Jason Ouimet was appointed to take Cox’s position as head of NRA-ILA. As has been explained to me, he then started to search for a general counsel who would have his back and who would protect the NRA-ILA from Bill Brewer’s depredations. He went outside the Second Amendment world and hired Wade Callender who had served as a trial attorney, a Judge Advocate in the Navy, and for eight years as a general counsel in the software industry.

It appears Wade did his job too well. He protected the NRA-ILA from those outside forces such as Brewer whose goals and aims were inconsistent with the purpose of the organization. Unlike John Frazer at the NRA, he did his job as a good general counsel should therefore he was a threat.

Today a memo went out from Jason Ouimet saying that Wade will be leaving the position effective Labor Day. There was the typical mumbo-jumbo about Wade wanted to seek new opportunities and that he wanted to remain in Texas where he had been working during COVID. Ouimet did say that Wade “improved legal operations, saved millions and his counsel to me as Executive Director has been invaluable.” He is also being credited with shepherding the NYSRPA v. Bruen case through the Supreme Court.

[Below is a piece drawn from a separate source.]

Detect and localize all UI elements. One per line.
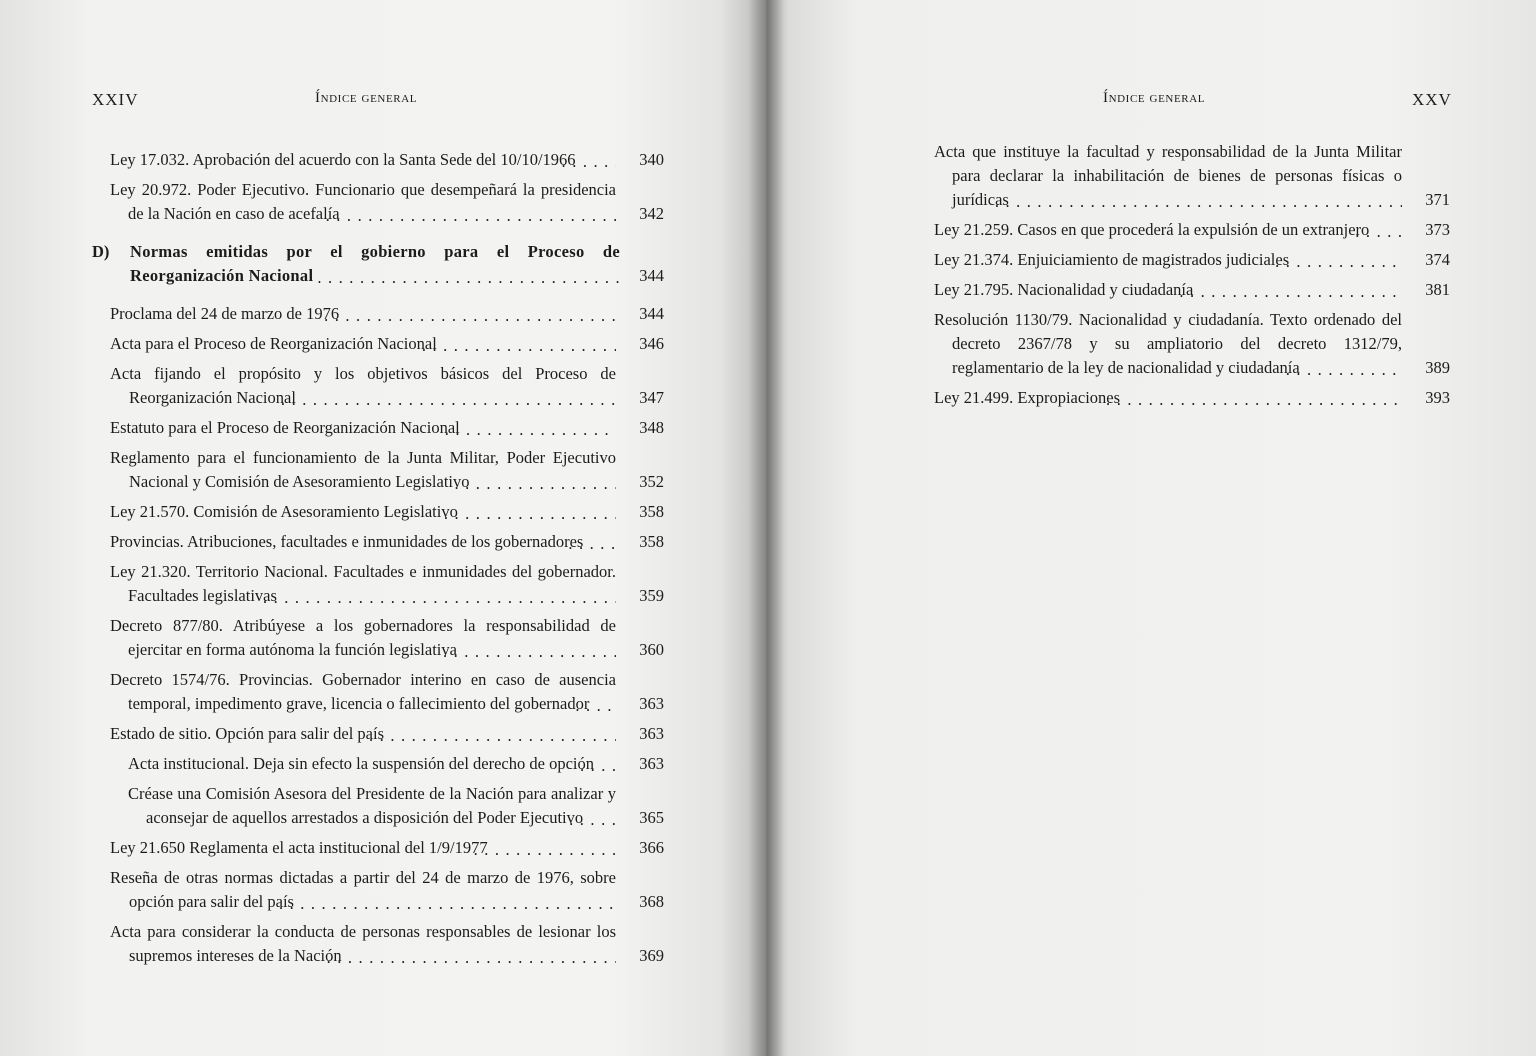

This is bad news for the NRA-ILA. Bill Brewer has had his sights set on the ILA’s Second Amendment budget for a long time. It is another pot of money from which he can get legal fees. Wade stood in his way and now Ouimet has cracked open the door for Brewer.

Not only will the ILA not have a General Counsel who could and would stand up to Brewer but their long-time litigation counsel Chris Conte passed away in 2021. Conte was the one responsible for developing cases which then would work their way up to the appellate level.

As should be self-evident by now, Brewer and his firm are not qualified to handle Second Amendment cases. The few minor 2A cases in which he has been involved have either been dropped or dismissed. To make matters worse, qualified Second Amendment lawyers like Charles Cooper of Cooper & Kirk were purged for “disloyalty” in 2019. I have even heard rumors that Brewer thought he should have been the one to bring the NYSRPA case to the Supreme Court and not Paul Clement. Even the thought of that makes me cringe.

I’m sure we will hear more on this in the coming days as the Annual Meeting approaches at the end of May. When we do, I’ll be reporting it.